Harâmîyle konuşmalar (2)

Hayat billur akan bir su gibidir. Bizim onun içine dâhil olduğumuz, ondan istifade ettiğimiz süreçte suyun özüne yabancılaşan da, su gibi sızan da, su için sızlayan da muhakkak biziz.

BİR bakış, görmeden de olsa insanı etkiler mi? Etkiler. Hattâ daha ziyade etkiler. Zaten düşmanlık da daha ziyade buradadır. O, sûretâ değildir. Dostluğun özü elbette başkadır. Ancak “sûretâ” dediğimiz, dostluğu perdelemekten başkası değildir. Biz, burada çokça yanılırız. O kritik hatayı da tam olarak burada yaparız: Gerçekte var olanla öyle görünen... O nedenle hayâl kırıklıklarımız da burada yoğunlaşır. Düşmanlık, harâmîce bakış, arka plânda çalışır. Gizli olan çoğu şey gibi... Önde görünen bir pencere... Dahası, ana pencereyi kaplayan diğer pencereler... Perdeler... Arka plânda sessiz bir mekanizmanın varlığı... Evet, böyledir. Meşru olmayan çoğu şey önce gizlenir. Sonra kaftanların altında esaret saklar gibi saklar. Düşmanlık duygusu böyledir. Sarıp sarmalar kendini. Pamuklara sardırır. En çok aklı kullanır. Ona âşık olurcasına bağlanır. Doğrusu, tutulur. Akla yaslansa da çokça akıl tutulması yaşayabilir.

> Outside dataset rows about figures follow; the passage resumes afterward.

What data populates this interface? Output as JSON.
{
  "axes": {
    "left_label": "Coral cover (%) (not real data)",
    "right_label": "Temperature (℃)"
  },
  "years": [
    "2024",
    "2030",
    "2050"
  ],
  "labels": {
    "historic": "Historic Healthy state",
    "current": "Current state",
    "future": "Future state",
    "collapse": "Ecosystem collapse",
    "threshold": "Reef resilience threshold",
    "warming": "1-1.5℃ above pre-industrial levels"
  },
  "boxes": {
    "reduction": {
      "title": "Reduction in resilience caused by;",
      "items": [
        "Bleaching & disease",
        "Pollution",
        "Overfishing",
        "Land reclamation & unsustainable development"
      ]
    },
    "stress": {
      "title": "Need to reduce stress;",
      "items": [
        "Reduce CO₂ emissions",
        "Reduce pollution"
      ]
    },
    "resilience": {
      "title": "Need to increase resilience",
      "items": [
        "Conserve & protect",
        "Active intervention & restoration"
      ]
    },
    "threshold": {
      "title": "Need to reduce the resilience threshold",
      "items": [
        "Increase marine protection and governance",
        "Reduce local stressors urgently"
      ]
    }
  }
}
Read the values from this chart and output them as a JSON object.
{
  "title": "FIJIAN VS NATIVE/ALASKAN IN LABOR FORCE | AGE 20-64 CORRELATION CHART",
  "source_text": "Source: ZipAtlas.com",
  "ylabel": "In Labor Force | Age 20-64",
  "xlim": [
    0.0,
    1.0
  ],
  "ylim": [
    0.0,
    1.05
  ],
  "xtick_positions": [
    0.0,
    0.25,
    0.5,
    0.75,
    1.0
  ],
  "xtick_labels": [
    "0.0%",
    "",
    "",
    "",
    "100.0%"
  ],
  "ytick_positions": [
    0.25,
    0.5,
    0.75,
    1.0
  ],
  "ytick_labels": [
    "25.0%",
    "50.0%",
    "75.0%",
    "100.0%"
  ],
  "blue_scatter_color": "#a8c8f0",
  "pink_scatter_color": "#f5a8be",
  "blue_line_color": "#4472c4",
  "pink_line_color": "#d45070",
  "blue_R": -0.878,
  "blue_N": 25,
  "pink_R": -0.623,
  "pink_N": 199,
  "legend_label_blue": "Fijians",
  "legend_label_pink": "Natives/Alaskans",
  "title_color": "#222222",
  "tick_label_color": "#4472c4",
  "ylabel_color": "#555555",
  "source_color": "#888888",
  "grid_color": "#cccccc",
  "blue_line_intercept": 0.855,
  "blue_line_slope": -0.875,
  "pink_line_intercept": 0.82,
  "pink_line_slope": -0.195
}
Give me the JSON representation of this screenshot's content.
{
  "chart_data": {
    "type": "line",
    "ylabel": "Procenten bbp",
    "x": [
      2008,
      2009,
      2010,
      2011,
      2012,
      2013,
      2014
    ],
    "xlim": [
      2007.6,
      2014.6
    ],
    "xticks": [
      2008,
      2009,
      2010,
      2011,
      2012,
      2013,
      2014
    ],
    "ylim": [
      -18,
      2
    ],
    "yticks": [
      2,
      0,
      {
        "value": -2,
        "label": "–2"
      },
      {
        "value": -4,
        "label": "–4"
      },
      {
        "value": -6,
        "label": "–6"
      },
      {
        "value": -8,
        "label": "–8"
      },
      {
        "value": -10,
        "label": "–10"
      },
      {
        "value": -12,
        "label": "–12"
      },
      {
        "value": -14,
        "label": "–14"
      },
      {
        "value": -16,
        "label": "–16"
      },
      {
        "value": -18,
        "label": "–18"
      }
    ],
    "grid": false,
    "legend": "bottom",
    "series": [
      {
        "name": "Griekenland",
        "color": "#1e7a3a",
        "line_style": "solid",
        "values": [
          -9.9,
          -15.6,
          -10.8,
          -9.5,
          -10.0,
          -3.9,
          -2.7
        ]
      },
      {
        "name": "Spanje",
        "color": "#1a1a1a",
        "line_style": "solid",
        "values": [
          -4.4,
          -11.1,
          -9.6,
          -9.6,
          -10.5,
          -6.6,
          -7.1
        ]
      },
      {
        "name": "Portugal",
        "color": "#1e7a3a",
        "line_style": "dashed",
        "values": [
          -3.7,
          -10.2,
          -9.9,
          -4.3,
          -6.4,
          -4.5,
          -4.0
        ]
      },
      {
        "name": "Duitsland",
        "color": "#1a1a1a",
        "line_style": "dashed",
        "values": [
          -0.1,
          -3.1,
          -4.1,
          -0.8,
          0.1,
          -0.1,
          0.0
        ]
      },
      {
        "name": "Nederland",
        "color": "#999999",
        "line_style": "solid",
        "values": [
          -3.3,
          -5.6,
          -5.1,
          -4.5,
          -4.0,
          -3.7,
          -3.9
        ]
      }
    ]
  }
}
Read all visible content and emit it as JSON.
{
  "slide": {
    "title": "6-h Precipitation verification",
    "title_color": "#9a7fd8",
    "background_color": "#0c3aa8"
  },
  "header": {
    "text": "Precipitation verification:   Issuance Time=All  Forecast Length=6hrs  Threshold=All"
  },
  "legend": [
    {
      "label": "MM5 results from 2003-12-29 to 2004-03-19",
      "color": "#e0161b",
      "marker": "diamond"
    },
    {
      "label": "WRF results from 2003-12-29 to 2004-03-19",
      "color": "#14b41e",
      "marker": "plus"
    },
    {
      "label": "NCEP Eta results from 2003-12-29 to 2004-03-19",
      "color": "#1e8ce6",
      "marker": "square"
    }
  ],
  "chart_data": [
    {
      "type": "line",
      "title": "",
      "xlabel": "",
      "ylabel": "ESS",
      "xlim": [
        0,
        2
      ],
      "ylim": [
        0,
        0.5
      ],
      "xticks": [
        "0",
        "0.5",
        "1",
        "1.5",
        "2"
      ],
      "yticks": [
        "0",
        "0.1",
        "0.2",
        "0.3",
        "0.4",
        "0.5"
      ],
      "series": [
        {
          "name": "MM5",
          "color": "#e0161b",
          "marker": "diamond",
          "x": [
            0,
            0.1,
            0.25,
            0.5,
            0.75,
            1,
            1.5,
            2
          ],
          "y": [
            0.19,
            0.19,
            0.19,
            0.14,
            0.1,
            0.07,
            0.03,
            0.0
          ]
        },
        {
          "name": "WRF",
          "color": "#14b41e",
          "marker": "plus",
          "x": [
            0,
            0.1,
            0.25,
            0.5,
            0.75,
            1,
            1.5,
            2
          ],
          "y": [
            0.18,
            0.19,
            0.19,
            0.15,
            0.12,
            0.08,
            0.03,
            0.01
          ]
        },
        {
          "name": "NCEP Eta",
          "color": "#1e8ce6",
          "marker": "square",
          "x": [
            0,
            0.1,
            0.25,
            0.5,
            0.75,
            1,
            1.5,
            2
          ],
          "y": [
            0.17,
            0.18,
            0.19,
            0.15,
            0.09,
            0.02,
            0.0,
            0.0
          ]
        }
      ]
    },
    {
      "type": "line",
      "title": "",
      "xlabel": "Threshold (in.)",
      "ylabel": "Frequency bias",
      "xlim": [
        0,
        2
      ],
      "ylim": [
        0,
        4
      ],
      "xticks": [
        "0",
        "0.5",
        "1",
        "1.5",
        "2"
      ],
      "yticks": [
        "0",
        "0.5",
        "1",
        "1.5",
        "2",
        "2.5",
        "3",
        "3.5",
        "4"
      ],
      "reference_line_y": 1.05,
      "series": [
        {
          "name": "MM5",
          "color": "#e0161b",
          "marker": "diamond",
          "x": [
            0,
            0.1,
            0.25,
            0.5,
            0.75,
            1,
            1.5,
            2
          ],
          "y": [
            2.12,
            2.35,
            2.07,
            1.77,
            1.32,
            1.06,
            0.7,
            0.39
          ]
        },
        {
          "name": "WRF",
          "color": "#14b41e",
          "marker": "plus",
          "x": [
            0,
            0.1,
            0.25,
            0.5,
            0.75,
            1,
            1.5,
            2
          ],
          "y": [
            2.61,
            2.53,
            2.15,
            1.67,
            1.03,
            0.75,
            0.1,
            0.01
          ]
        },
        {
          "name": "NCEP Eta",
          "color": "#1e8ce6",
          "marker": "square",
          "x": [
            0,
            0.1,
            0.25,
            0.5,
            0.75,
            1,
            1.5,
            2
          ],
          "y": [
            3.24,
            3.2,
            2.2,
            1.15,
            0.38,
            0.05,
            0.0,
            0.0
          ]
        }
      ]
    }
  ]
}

Oysa kalp öyle değildir. Kendisini dayatmaz. Yavaşça kapısını çalmak yeterlidir. Kendisini duymak isteyene kendi dilince seslenmesini bilir. İyiliğin kalp ile ilişkisi de öyledir. İkisi de çağırmadan “Buradayım” der. Oysa akıl, kendini aklamak için karmaşıklığa boğar. Sesleneni bile duymak istemez. Kendi iradesini dayatır. Kendine sığınanı girdabına çeker. Çıkmak içinse yeni girdaplara davet eder. Amaç huzur bulmak değildir, hegemonyasında çaresiz bir köleliğe duçar etmektir. Harâmîlik de böyledir işte ey harâmî! Yönetmeye çalışırken yönetilmek böyledir. Bu sözde amaç, yönetmeye özendirmek değilken...Beğenmediği kölelikle malulken, köleliği bilememek böyledir. Kölelik sana çok uzak ey harâmî! Hemen korkma, zıtlık sizi yaklaştırsa da bu sefer öyle değil!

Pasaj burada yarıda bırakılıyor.